15 Comments

  1. McPherson seems to have pulled those numbers out of a hat (or an unmentionable part of his anatomy). 22321 days is over 61 years, which is way too long for any activity (with the possible exception of “breathing”). If we feel charitable, the comma might be a decimal point, but 22.3 days is way too short (that would be two minutes of commuting per day over a 45 year career). Compare this to 979 days, which works out to 53 minutes of shaving per day over a 72 year lifetime.
    P.S. I have now wasted more time dissecting this comic than McPherson spent in thinking it up.

  2. My immediate thought was, is he counting the time spent standing in _this_ line (that the person being reviewed just got to the head of)? No way to tell, but it’s interesting either way…

  3. I did the same calculations Kilby did and also realized that the numbers made no sense.

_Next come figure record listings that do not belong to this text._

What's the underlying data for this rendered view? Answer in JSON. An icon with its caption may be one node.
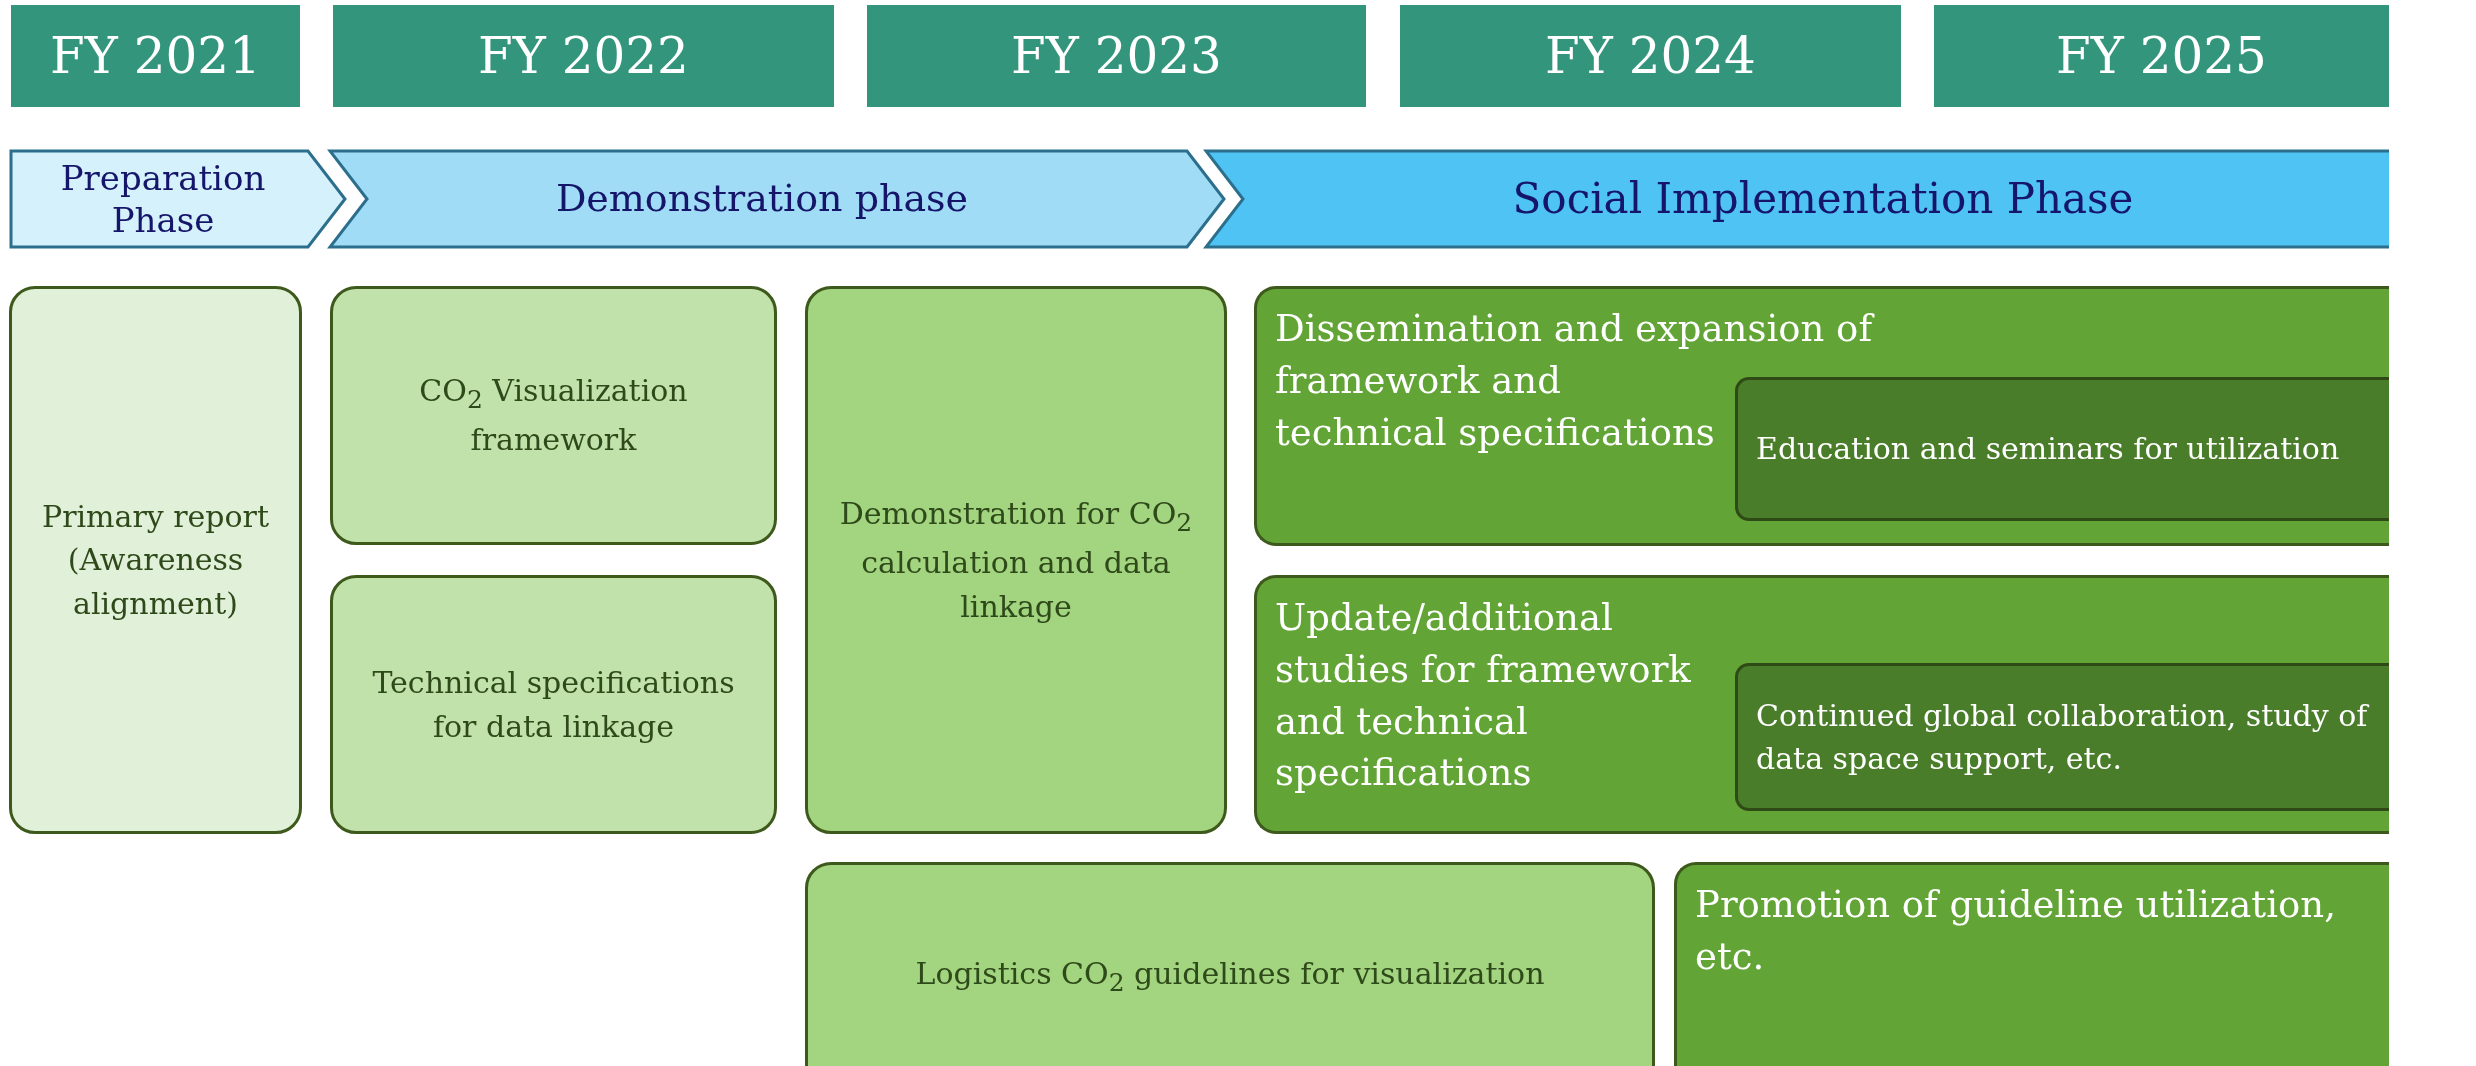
{
  "diagram": {
    "nodes": [
      {
        "text": [
          "FY 2021"
        ]
      },
      {
        "text": [
          "FY 2022"
        ]
      },
      {
        "text": [
          "FY 2023"
        ]
      },
      {
        "text": [
          "FY 2024"
        ]
      },
      {
        "text": [
          "FY 2025"
        ]
      },
      {
        "text": [
          "Preparation Phase"
        ]
      },
      {
        "text": [
          "Demonstration phase"
        ]
      },
      {
        "text": [
          "Social Implementation Phase"
        ]
      },
      {
        "text": [
          "Primary report (Awareness alignment)"
        ]
      },
      {
        "text": [
          "CO$_{2}$ Visualization framework"
        ]
      },
      {
        "text": [
          "Technical specifications for data linkage"
        ]
      },
      {
        "text": [
          "Demonstration for CO$_{2}$ calculation and data linkage"
        ]
      },
      {
        "text": [
          "Dissemination and expansion of framework and technical specifications"
        ]
      },
      {
        "text": [
          "Education and seminars for utilization"
        ],
        "in": 12
      },
      {
        "text": [
          "Update/additional studies for framework and technical specifications"
        ]
      },
      {
        "text": [
          "Continued global collaboration, study of data space support, etc."
        ],
        "in": 14
      },
      {
        "text": [
          "Logistics CO$_{2}$ guidelines for visualization"
        ]
      },
      {
        "text": [
          "Promotion of guideline utilization, etc."
        ]
      }
    ]
  }
}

    St. Peter is supposed to review the good and bad things you did to see if you’re eligible for Heaven (as I understand it). I think the attempt at humor is that he’s instead reviewing minutia. Or maybe it has to do with that last category. If he does this with everyone, they’re all going to be standing in that line for a lo-o-o-ng time.

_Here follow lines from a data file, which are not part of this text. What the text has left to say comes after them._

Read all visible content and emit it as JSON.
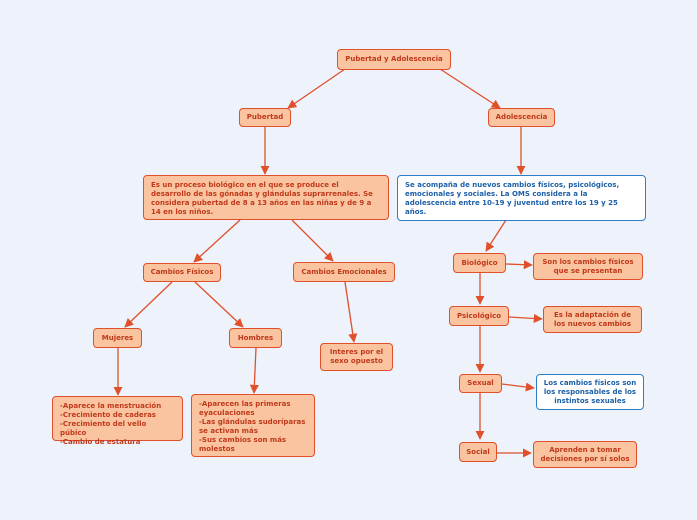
{
  "nodes": {
    "root": "Pubertad y Adolescencia",
    "pubertad": "Pubertad",
    "adolescencia": "Adolescencia",
    "pubertad_def": "Es un proceso biológico en el que se produce el desarrollo de las gónadas y glándulas suprarrenales. Se considera pubertad de 8 a 13 años en las niñas y de 9 a 14 en los niños.",
    "adolescencia_def": "Se acompaña de nuevos cambios físicos, psicológicos, emocionales y sociales. La OMS considera a la adolescencia entre 10-19 y juventud entre los 19 y 25 años.",
    "cambios_fisicos": "Cambios Físicos",
    "cambios_emocionales": "Cambios Emocionales",
    "mujeres": "Mujeres",
    "hombres": "Hombres",
    "mujeres_list": "-Aparece la menstruación\n-Crecimiento de caderas\n-Crecimiento del vello púbico\n-Cambio de estatura",
    "hombres_list": "-Aparecen las primeras eyaculaciones\n-Las glándulas sudoríparas se activan más\n-Sus cambios son más molestos",
    "emocional_desc": "Interes por el sexo opuesto",
    "biologico": "Biológico",
    "psicologico": "Psicológico",
    "sexual": "Sexual",
    "social": "Social",
    "biologico_desc": "Son los cambios físicos que se presentan",
    "psicologico_desc": "Es la adaptación de los nuevos cambios",
    "sexual_desc": "Los cambios físicos son los responsables de los instintos sexuales",
    "social_desc": "Aprenden a tomar decisiones por sí solos"
  },
  "colors": {
    "node_fill": "#f9c49f",
    "node_border": "#e0502a",
    "node_text": "#c0391b",
    "blue_border": "#2e7ec6",
    "blue_text": "#1d5fa8",
    "background": "#eef2fb",
    "connector": "#e0502a"
  }
}
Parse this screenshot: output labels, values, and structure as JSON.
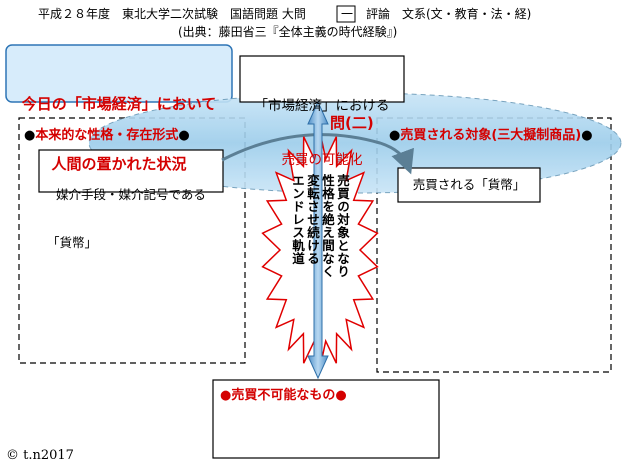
{
  "header": {
    "line1": "平成２８年度　東北大学二次試験　国語問題 大問",
    "section_mark": "一",
    "line1_rest": "評論　文系(文・教育・法・経)",
    "line2": "(出典：藤田省三『全体主義の時代経験』)"
  },
  "callout": {
    "line1": "今日の「市場経済」において",
    "line2": "人間の置かれた状況"
  },
  "top_box": {
    "line1": "「市場経済」における",
    "line2": "売買の可能化"
  },
  "question_label": "問(二)",
  "left_panel": {
    "title": "本来的な性格・存在形式",
    "item_line1": "媒介手段・媒介記号である",
    "item_line2": "「貨幣」"
  },
  "right_panel": {
    "title": "売買される対象(三大擬制商品)",
    "item": "売買される「貨幣」"
  },
  "burst": {
    "col1": "売買の対象となり",
    "col2": "性格を絶え間なく",
    "col3": "変転させ続ける",
    "col4": "エンドレス軌道"
  },
  "bottom_panel": {
    "title": "売買不可能なもの"
  },
  "copyright": "© t.n2017",
  "colors": {
    "accent_red": "#d40000",
    "callout_fill": "#d7ecfb",
    "callout_border": "#2e75b6",
    "ellipse_fill": "#a9d4ef",
    "arrow_blue": "#5b9bd5",
    "burst_stroke": "#e00000"
  }
}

    And I’m not going to change any of what I said just because jjmcgaffey beat me to it.

  4. Two people saying the numbers don’t make any sense but neither mentioning the total. 57,616 days, as mentioned here, would mean this person lived to be 157.75 years old, assuming they did nothing else. 30 years just on mowing the lawn seems way out of wack.

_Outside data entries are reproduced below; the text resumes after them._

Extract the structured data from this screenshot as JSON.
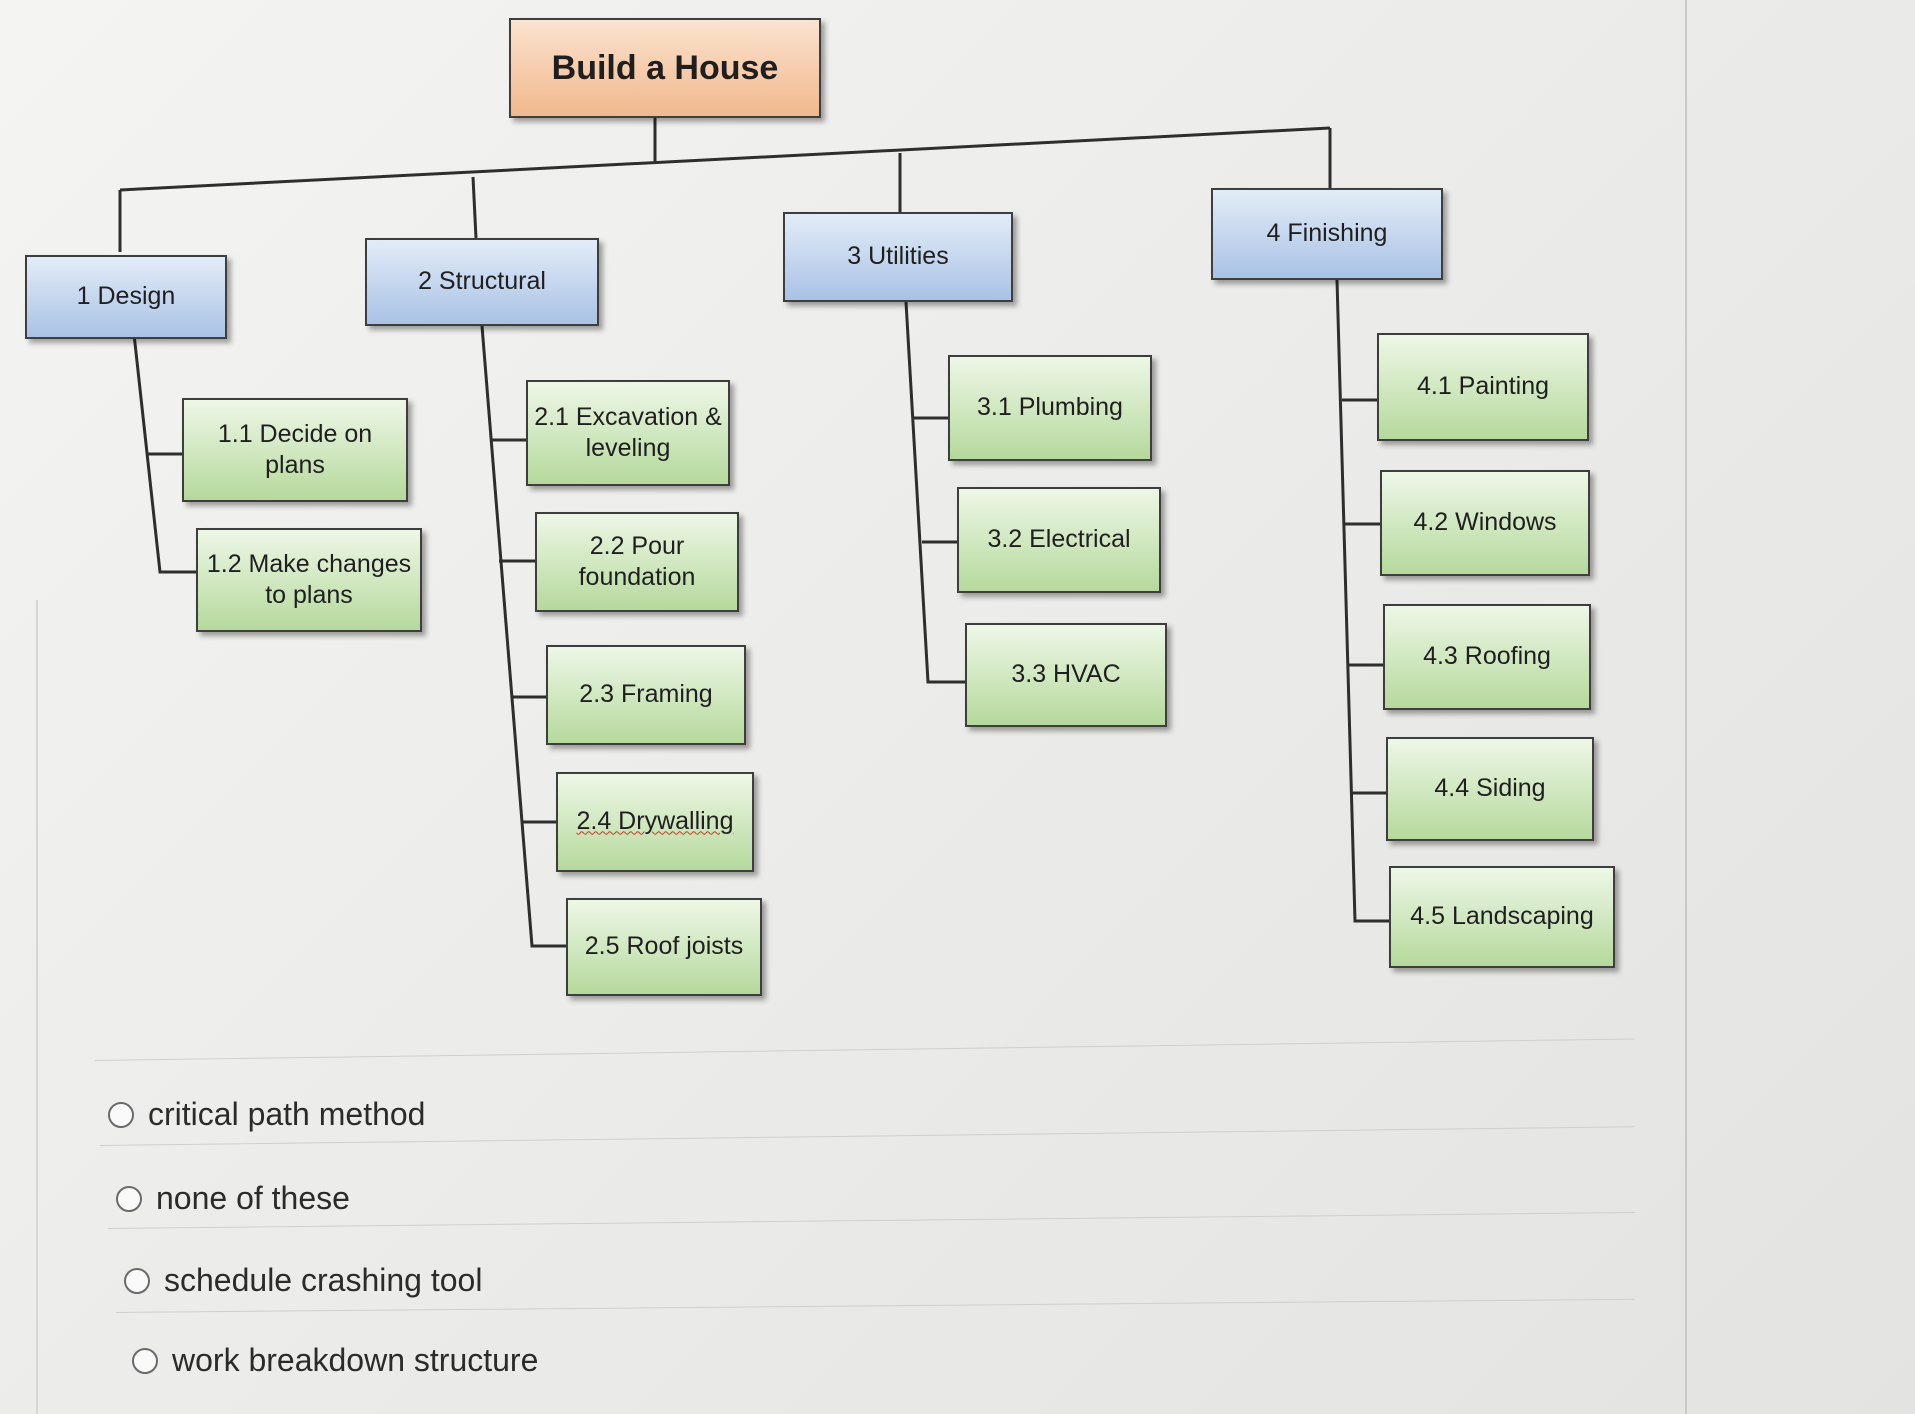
{
  "diagram": {
    "root": "Build a House",
    "phases": [
      {
        "label": "1 Design",
        "tasks": [
          "1.1 Decide on plans",
          "1.2 Make changes to plans"
        ]
      },
      {
        "label": "2 Structural",
        "tasks": [
          "2.1 Excavation & leveling",
          "2.2 Pour foundation",
          "2.3 Framing",
          "2.4 Drywalling",
          "2.5 Roof joists"
        ]
      },
      {
        "label": "3 Utilities",
        "tasks": [
          "3.1 Plumbing",
          "3.2 Electrical",
          "3.3 HVAC"
        ]
      },
      {
        "label": "4 Finishing",
        "tasks": [
          "4.1 Painting",
          "4.2 Windows",
          "4.3 Roofing",
          "4.4 Siding",
          "4.5 Landscaping"
        ]
      }
    ]
  },
  "question": {
    "options": [
      {
        "label": "critical path method",
        "selected": false
      },
      {
        "label": "none of these",
        "selected": false
      },
      {
        "label": "schedule crashing tool",
        "selected": false
      },
      {
        "label": "work breakdown structure",
        "selected": false
      }
    ]
  },
  "colors": {
    "root_fill": "#f2b88d",
    "phase_fill": "#a9c2e5",
    "task_fill": "#b5d99c",
    "border": "#3e3e3e"
  }
}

    I expect The Moody Blues selected 22,000 days because it scanned well in the song, but it’s closer to a human lifetime than this comic.

  5. And, on the subject of classic rock songs and statistics, “Don’t Fear the Reaper” states that 40,000 people die every day. In 1976, the real number was about 140,000.

  6. No, the numbers are not even near plausible.

    And I can’t see how this accounting fits with the traditional entrance exam procedures. Maybe “voluntarily wasting your time on useless pleasures” would be sinful, but not really “being obliged to waste time in necessary chores”.

  7. My first through was how wrong the ratio of the amount of time on each task ends up being. Spending half the time you work mowing the lawn? Standing in line is equal to 2/3 of your work time? If you work 40 hours/week, that would mean standing in line 26 hours a week and mowing the lawn 20 hours/week on average, which would generally mean even more hours in the summer months.

  8. Why are they still using a CRT monitor in heaven? Shouldn’t they have converted to a flat screen by now?

  9. Well, those of us who work from home might hit the “two minutes a day” mark. But yeah.
    (Semi-related: company sent email saying that mileage would only be reimbursed for travel further than our normal commute. Friend suggested I start charging mileage for when I walk to my mailbox to pick up my pay stub.)

  10. You don’t even have to do the math to show this makes no sense. Over ten times longer mowing the lawn than shaving? The guy must have had a giant shaggy lawn and a tiny un-shaggy beard.

  11. Numbers shmumbers. I choose to believe my full beard and lawn-free house are adding decades to my useful life.